El evento público, que precedió en siglos a la inauguración del Coliseo, se celebró en el mercado de ganado de Roma (más conocido por el fascinante nombre de *Forum Boarium*). El espectáculo, que también incluía carne y vino, constituía una especie de sacrificio público en honor a Pera. Esta práctica se volvió habitual en las piras funerarias romanas durante las décadas y siglos posteriores; los combatientes recibían el nombre de *bustuarii* y gozaban de un estatus inferior al de los gladiadores que luchaban en grandes concentraciones públicas. Aunque muchos gladiadores llegaron a ser celebridades por mérito propio, su oficio no se consideraba noble.
Se dice que un gladiador ganó su libertad en cuatro ocasiones y la rechazó todas las veces.
Espartaco es probablemente el gladiador más famoso, pero no fue el mejor luchador que vio el Coliseo. Ese honor pudo haber correspondido a Flamma, un soldado sirio convertido en gladiador —cuyo nombre significaba «la Llama»— y que, según algunas crónicas, sobrevivió a 34 combates (muchos más que la mayoría de los competidores), con un balance final de 21 victorias, nueve empates y cuatro derrotas.
(En realidad, la mayoría de los combates no terminaban con la muerte).

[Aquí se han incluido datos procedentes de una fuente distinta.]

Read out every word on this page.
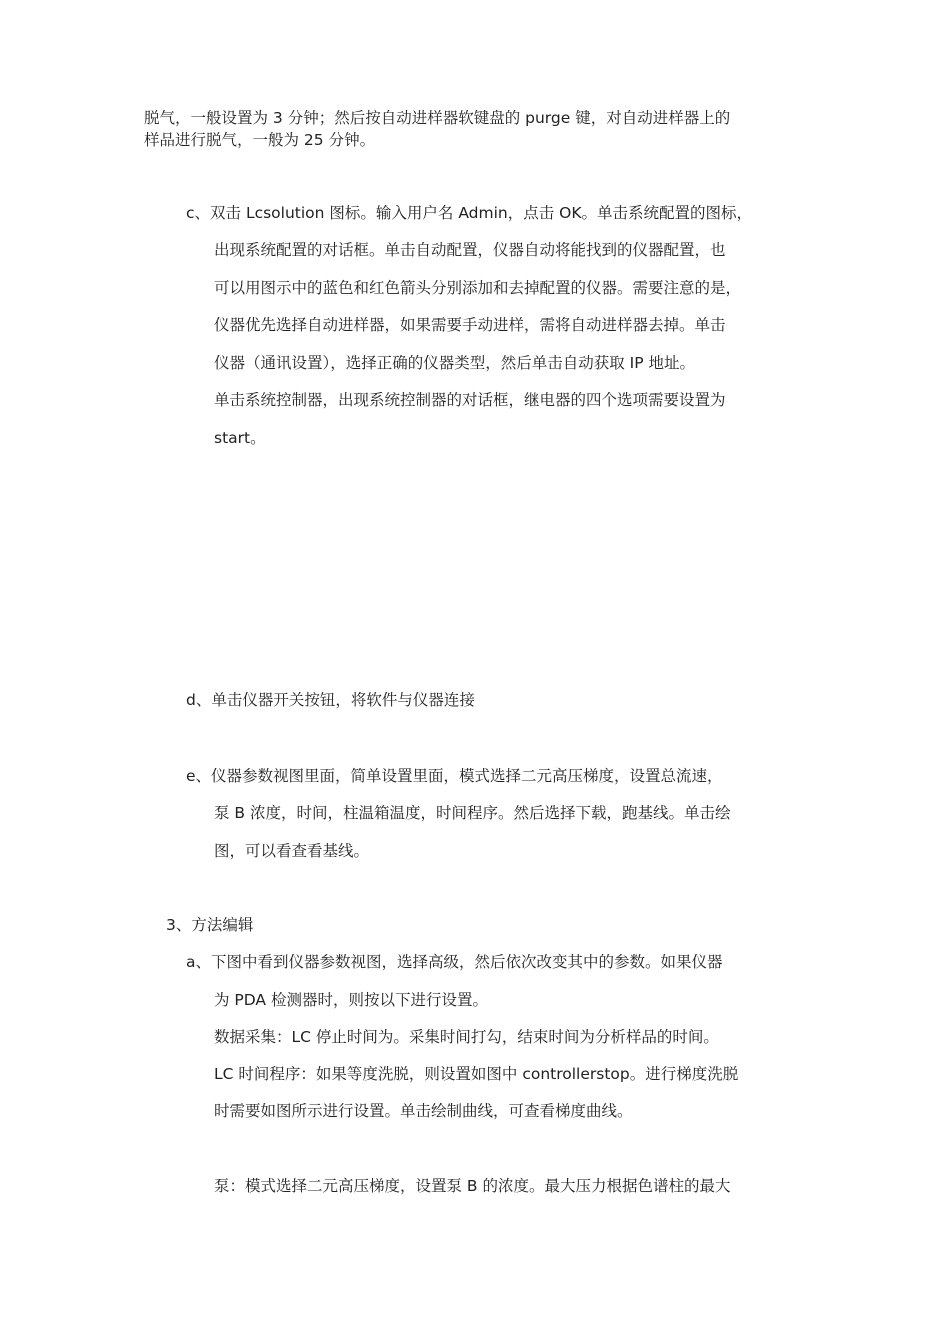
脱气，一般设置为 3 分钟；然后按自动进样器软键盘的 purge 键，对自动进样器上的
样品进行脱气，一般为 25 分钟。
c、双击 Lcsolution 图标。输入用户名 Admin，点击 OK。单击系统配置的图标，
出现系统配置的对话框。单击自动配置，仪器自动将能找到的仪器配置，也
可以用图示中的蓝色和红色箭头分别添加和去掉配置的仪器。需要注意的是，
仪器优先选择自动进样器，如果需要手动进样，需将自动进样器去掉。单击
仪器（通讯设置），选择正确的仪器类型，然后单击自动获取 IP 地址。
单击系统控制器，出现系统控制器的对话框，继电器的四个选项需要设置为
start。
d、单击仪器开关按钮，将软件与仪器连接
e、仪器参数视图里面，简单设置里面，模式选择二元高压梯度，设置总流速，
泵 B 浓度，时间，柱温箱温度，时间程序。然后选择下载，跑基线。单击绘
图，可以看查看基线。
3、方法编辑
a、下图中看到仪器参数视图，选择高级，然后依次改变其中的参数。如果仪器
为 PDA 检测器时，则按以下进行设置。
数据采集：LC 停止时间为。采集时间打勾，结束时间为分析样品的时间。
LC 时间程序：如果等度洗脱，则设置如图中 controllerstop。进行梯度洗脱
时需要如图所示进行设置。单击绘制曲线，可查看梯度曲线。
泵：模式选择二元高压梯度，设置泵 B 的浓度。最大压力根据色谱柱的最大
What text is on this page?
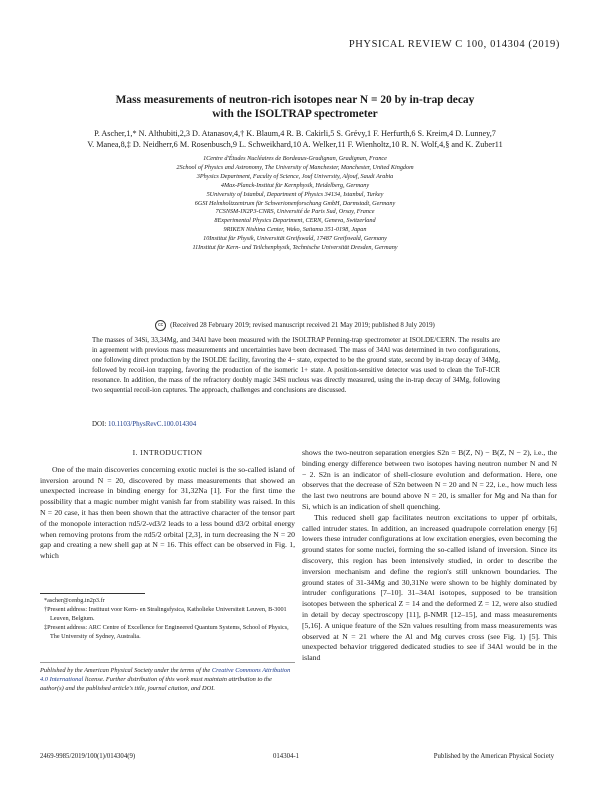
PHYSICAL REVIEW C 100, 014304 (2019)
Mass measurements of neutron-rich isotopes near N = 20 by in-trap decay
with the ISOLTRAP spectrometer
P. Ascher,1,* N. Althubiti,2,3 D. Atanasov,4,† K. Blaum,4 R. B. Cakirli,5 S. Grévy,1 F. Herfurth,6 S. Kreim,4 D. Lunney,7
V. Manea,8,‡ D. Neidherr,6 M. Rosenbusch,9 L. Schweikhard,10 A. Welker,11 F. Wienholtz,10 R. N. Wolf,4,§ and K. Zuber11
1Centre d'Études Nucléaires de Bordeaux-Gradignan, Gradignan, France
2School of Physics and Astronomy, The University of Manchester, Manchester, United Kingdom
3Physics Department, Faculty of Science, Jouf University, Aljouf, Saudi Arabia
4Max-Planck-Institut für Kernphysik, Heidelberg, Germany
5University of Istanbul, Department of Physics 34134, Istanbul, Turkey
6GSI Helmholtzzentrum für Schwerionenforschung GmbH, Darmstadt, Germany
7CSNSM-IN2P3-CNRS, Université de Paris Sud, Orsay, France
8Experimental Physics Department, CERN, Geneva, Switzerland
9RIKEN Nishina Center, Wako, Saitama 351-0198, Japan
10Institut für Physik, Universität Greifswald, 17487 Greifswald, Germany
11Institut für Kern- und Teilchenphysik, Technische Universität Dresden, Germany
cc (Received 28 February 2019; revised manuscript received 21 May 2019; published 8 July 2019)
The masses of 34Si, 33,34Mg, and 34Al have been measured with the ISOLTRAP Penning-trap spectrometer at ISOLDE/CERN. The results are in agreement with previous mass measurements and uncertainties have been decreased. The mass of 34Al was determined in two configurations, one following direct production by the ISOLDE facility, favoring the 4− state, expected to be the ground state, second by in-trap decay of 34Mg, followed by recoil-ion trapping, favoring the production of the isomeric 1+ state. A position-sensitive detector was used to clean the ToF-ICR resonance. In addition, the mass of the refractory doubly magic 34Si nucleus was directly measured, using the in-trap decay of 34Mg, following two sequential recoil-ion captures. The approach, challenges and conclusions are discussed.
DOI: 10.1103/PhysRevC.100.014304
I. INTRODUCTION

One of the main discoveries concerning exotic nuclei is the so-called island of inversion around N = 20, discovered by mass measurements that showed an unexpected increase in binding energy for 31,32Na [1]. For the first time the possibility that a magic number might vanish far from stability was raised. In this N = 20 case, it has then been shown that the attractive character of the tensor part of the monopole interaction πd5/2-νd3/2 leads to a less bound d3/2 orbital energy when removing protons from the πd5/2 orbital [2,3], in turn decreasing the N = 20 gap and creating a new shell gap at N = 16. This effect can be observed in Fig. 1, which

shows the two-neutron separation energies S2n = B(Z, N) − B(Z, N − 2), i.e., the binding energy difference between two isotopes having neutron number N and N − 2. S2n is an indicator of shell-closure evolution and deformation. Here, one observes that the decrease of S2n between N = 20 and N = 22, i.e., how much less the last two neutrons are bound above N = 20, is smaller for Mg and Na than for Si, which is an indication of shell quenching.

This reduced shell gap facilitates neutron excitations to upper pf orbitals, called intruder states. In addition, an increased quadrupole correlation energy [6] lowers these intruder configurations at low excitation energies, even becoming the ground states for some nuclei, forming the so-called island of inversion. Since its discovery, this region has been intensively studied, in order to describe the inversion mechanism and define the region's still unknown boundaries. The ground states of 31-34Mg and 30,31Ne were shown to be highly dominated by intruder configurations [7–10]. 31–34Al isotopes, supposed to be transition isotopes between the spherical Z = 14 and the deformed Z = 12, were also studied in detail by decay spectroscopy [11], β-NMR [12–15], and mass measurements [5,16]. A unique feature of the S2n values resulting from mass measurements was observed at N = 21 where the Al and Mg curves cross (see Fig. 1) [5]. This unexpected behavior triggered dedicated studies to see if 34Al would be in the island

*ascher@cenbg.in2p3.fr
†Present address: Instituut voor Kern- en Stralingsfysica, Katholieke Universiteit Leuven, B-3001 Leuven, Belgium.
‡Present address: ARC Centre of Excellence for Engineered Quantum Systems, School of Physics, The University of Sydney, Australia.
Published by the American Physical Society under the terms of the Creative Commons Attribution 4.0 International license. Further distribution of this work must maintain attribution to the author(s) and the published article's title, journal citation, and DOI.
2469-9985/2019/100(1)/014304(9)	014304-1	Published by the American Physical Society
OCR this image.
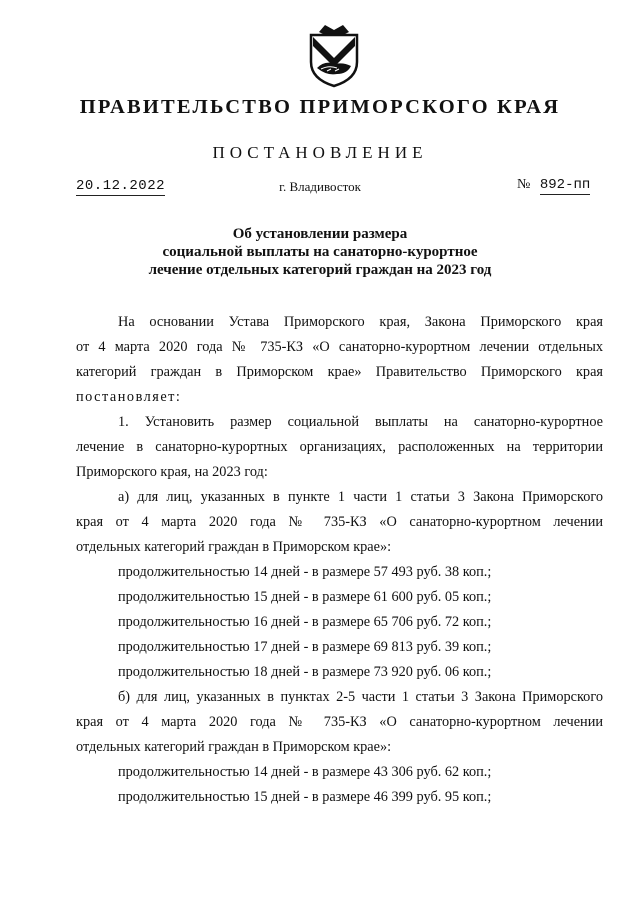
ПРАВИТЕЛЬСТВО ПРИМОРСКОГО КРАЯ
ПОСТАНОВЛЕНИЕ
20.12.2022	г. Владивосток	№ 892-пп
Об установлении размера
социальной выплаты на санаторно-курортное
лечение отдельных категорий граждан на 2023 год
На основании Устава Приморского края, Закона Приморского края
от 4 марта 2020 года № 735-КЗ «О санаторно-курортном лечении отдельных
категорий граждан в Приморском крае» Правительство Приморского края
постановляет:
1. Установить размер социальной выплаты на санаторно-курортное
лечение в санаторно-курортных организациях, расположенных на территории
Приморского края, на 2023 год:
а) для лиц, указанных в пункте 1 части 1 статьи 3 Закона Приморского
края от 4 марта 2020 года № 735-КЗ «О санаторно-курортном лечении
отдельных категорий граждан в Приморском крае»:
продолжительностью 14 дней - в размере 57 493 руб. 38 коп.;
продолжительностью 15 дней - в размере 61 600 руб. 05 коп.;
продолжительностью 16 дней - в размере 65 706 руб. 72 коп.;
продолжительностью 17 дней - в размере 69 813 руб. 39 коп.;
продолжительностью 18 дней - в размере 73 920 руб. 06 коп.;
б) для лиц, указанных в пунктах 2-5 части 1 статьи 3 Закона Приморского
края от 4 марта 2020 года № 735-КЗ «О санаторно-курортном лечении
отдельных категорий граждан в Приморском крае»:
продолжительностью 14 дней - в размере 43 306 руб. 62 коп.;
продолжительностью 15 дней - в размере 46 399 руб. 95 коп.;
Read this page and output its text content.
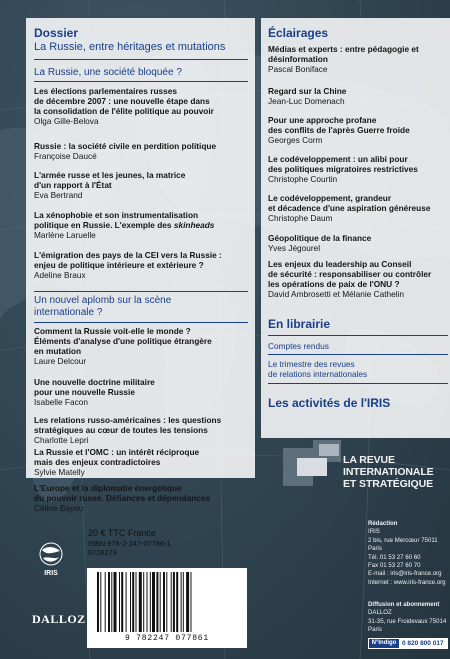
Dossier
La Russie, entre héritages et mutations
La Russie, une société bloquée ?
Les élections parlementaires russes
de décembre 2007 : une nouvelle étape dans
la consolidation de l'élite politique au pouvoir
Olga Gille-Belova
Russie : la société civile en perdition politique
Françoise Daucé
L'armée russe et les jeunes, la matrice
d'un rapport à l'État
Eva Bertrand
La xénophobie et son instrumentalisation
politique en Russie. L'exemple des skinheads
Marlène Laruelle
L'émigration des pays de la CEI vers la Russie :
enjeu de politique intérieure et extérieure ?
Adeline Braux
Un nouvel aplomb sur la scène
internationale ?
Comment la Russie voit-elle le monde ?
Éléments d'analyse d'une politique étrangère
en mutation
Laure Delcour
Une nouvelle doctrine militaire
pour une nouvelle Russie
Isabelle Facon
Les relations russo-américaines : les questions
stratégiques au cœur de toutes les tensions
Charlotte Lepri
La Russie et l'OMC : un intérêt réciproque
mais des enjeux contradictoires
Sylvie Matelly
L'Europe et la diplomatie énergétique
du pouvoir russe. Défiances et dépendances
Céline Bayou
Éclairages
Médias et experts : entre pédagogie et
désinformation
Pascal Boniface
Regard sur la Chine
Jean-Luc Domenach
Pour une approche profane
des conflits de l'après Guerre froide
Georges Corm
Le codéveloppement : un alibi pour
des politiques migratoires restrictives
Christophe Courtin
Le codéveloppement, grandeur
et décadence d'une aspiration généreuse
Christophe Daum
Géopolitique de la finance
Yves Jégourel
Les enjeux du leadership au Conseil
de sécurité : responsabiliser ou contrôler
les opérations de paix de l'ONU ?
David Ambrosetti et Mélanie Cathelin
En librairie
Comptes rendus
Le trimestre des revues
de relations internationales
Les activités de l'IRIS
LA REVUE
INTERNATIONALE
ET STRATÉGIQUE
Rédaction
IRIS
2 bis, rue Mercœur 75011 Paris
Tél. 01 53 27 60 60
Fax 01 53 27 60 70
E-mail : iris@iris-france.org
Internet : www.iris-france.org
Diffusion et abonnement
DALLOZ
31-35, rue Froidevaux 75014 Paris
N°Indigo 0 820 800 017
20 € TTC France
ISBN 978-2-247-07786-1
6728273
IRIS
DALLOZ
9 782247 077861
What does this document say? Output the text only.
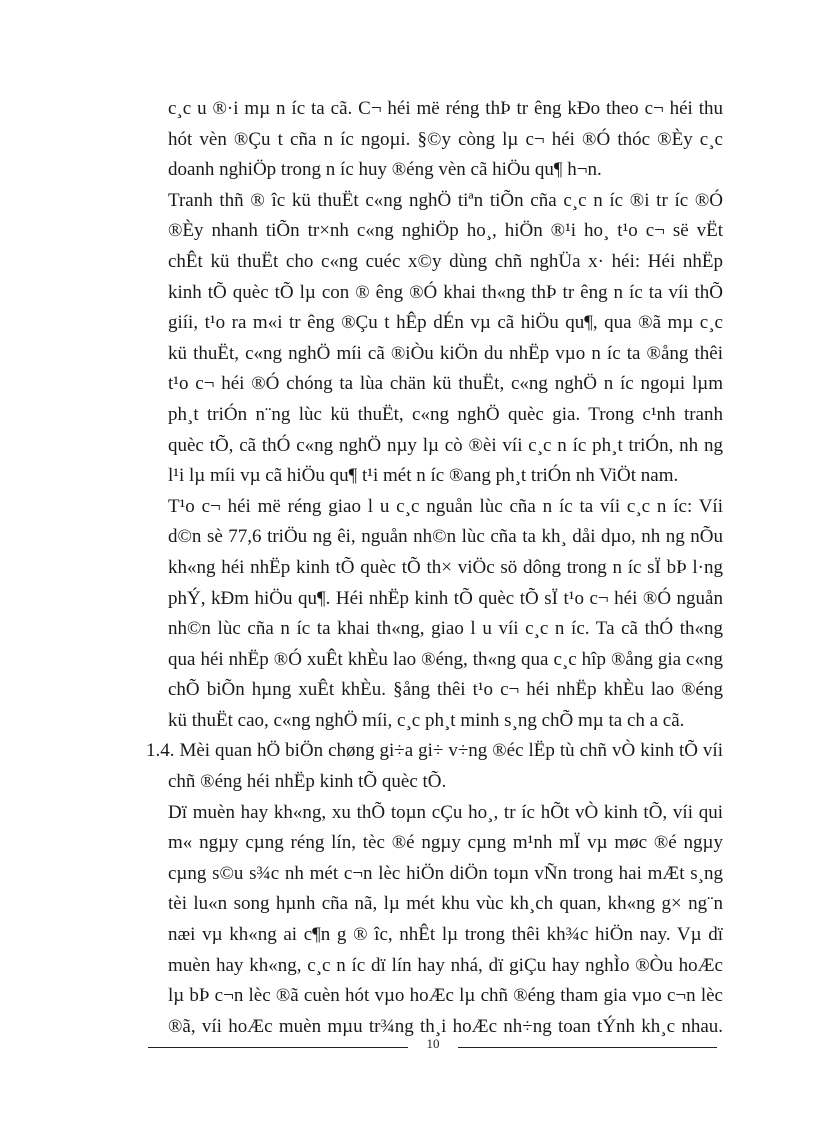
c¸c u ®·i mµ n íc ta cã. C¬ héi më réng thÞ tr êng kÐo theo c¬ héi thu
hót vèn ®Çu t cña n íc ngoµi. §©y còng lµ c¬ héi ®Ó thóc ®Èy c¸c
doanh nghiÖp trong n íc huy ®éng vèn cã hiÖu qu¶ h¬n.
Tranh thñ ® îc kü thuËt c«ng nghÖ tiªn tiÕn cña c¸c n íc ®i tr íc ®Ó
®Èy nhanh tiÕn tr×nh c«ng nghiÖp ho¸, hiÖn ®¹i ho¸ t¹o c¬ së vËt
chÊt kü thuËt cho c«ng cuéc x©y dùng chñ nghÜa x· héi: Héi nhËp
kinh tÕ quèc tÕ lµ con ® êng ®Ó khai th«ng thÞ tr êng n íc ta víi thÕ
giíi, t¹o ra m«i tr êng ®Çu t hÊp dÉn vµ cã hiÖu qu¶, qua ®ã mµ c¸c
kü thuËt, c«ng nghÖ míi cã ®iÒu kiÖn du nhËp vµo n íc ta ®ång thêi
t¹o c¬ héi ®Ó chóng ta lùa chän kü thuËt, c«ng nghÖ n íc ngoµi lµm
ph¸t triÓn n¨ng lùc kü thuËt, c«ng nghÖ quèc gia. Trong c¹nh tranh
quèc tÕ, cã thÓ c«ng nghÖ nµy lµ cò ®èi víi c¸c n íc ph¸t triÓn, nh ng
l¹i lµ míi vµ cã hiÖu qu¶ t¹i mét n íc ®ang ph¸t triÓn nh ViÖt nam.
T¹o c¬ héi më réng giao l u c¸c nguån lùc cña n íc ta víi c¸c n íc: Víi
d©n sè 77,6 triÖu ng êi, nguån nh©n lùc cña ta kh¸ dåi dµo, nh ng nÕu
kh«ng héi nhËp kinh tÕ quèc tÕ th× viÖc sö dông trong n íc sÏ bÞ l·ng
phÝ, kÐm hiÖu qu¶. Héi nhËp kinh tÕ quèc tÕ sÏ t¹o c¬ héi ®Ó nguån
nh©n lùc cña n íc ta khai th«ng, giao l u víi c¸c n íc. Ta cã thÓ th«ng
qua héi nhËp ®Ó xuÊt khÈu lao ®éng, th«ng qua c¸c hîp ®ång gia c«ng
chÕ biÕn hµng xuÊt khÈu. §ång thêi t¹o c¬ héi nhËp khÈu lao ®éng
kü thuËt cao, c«ng nghÖ míi, c¸c ph¸t minh s¸ng chÕ mµ ta ch a cã.
1.4. Mèi quan hÖ biÖn chøng gi÷a gi÷ v÷ng ®éc lËp tù chñ vÒ kinh tÕ víi
chñ ®éng héi nhËp kinh tÕ quèc tÕ.
Dï muèn hay kh«ng, xu thÕ toµn cÇu ho¸, tr íc hÕt vÒ kinh tÕ, víi qui
m« ngµy cµng réng lín, tèc ®é ngµy cµng m¹nh mÏ vµ møc ®é ngµy
cµng s©u s¾c nh mét c¬n lèc hiÖn diÖn toµn vÑn trong hai mÆt s¸ng
tèi lu«n song hµnh cña nã, lµ mét khu vùc kh¸ch quan, kh«ng g× ng¨n
næi vµ kh«ng ai c¶n g ® îc, nhÊt lµ trong thêi kh¾c hiÖn nay. Vµ dï
muèn hay kh«ng, c¸c n íc dï lín hay nhá, dï giÇu hay nghÌo ®Òu hoÆc
lµ bÞ c¬n lèc ®ã cuèn hót vµo hoÆc lµ chñ ®éng tham gia vµo c¬n lèc
®ã, víi hoÆc muèn mµu tr¾ng th¸i hoÆc nh÷ng toan tÝnh kh¸c nhau.
10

Para cuando murió a los 30 años, había recibido la libertad en cuatro ocasiones distintas y la había rechazado todas las veces, según reza su lápida. No existe ningún registro que explique el motivo. La lápida reza: «Flamma, *secutor*, vivió 30 años, combatió 34 veces, venció en 21 ocasiones, empató en 9, obtuvo el indulto 4 veces y era de nacionalidad siria. Delicatus erigió esto para su meritorio compañero de armas».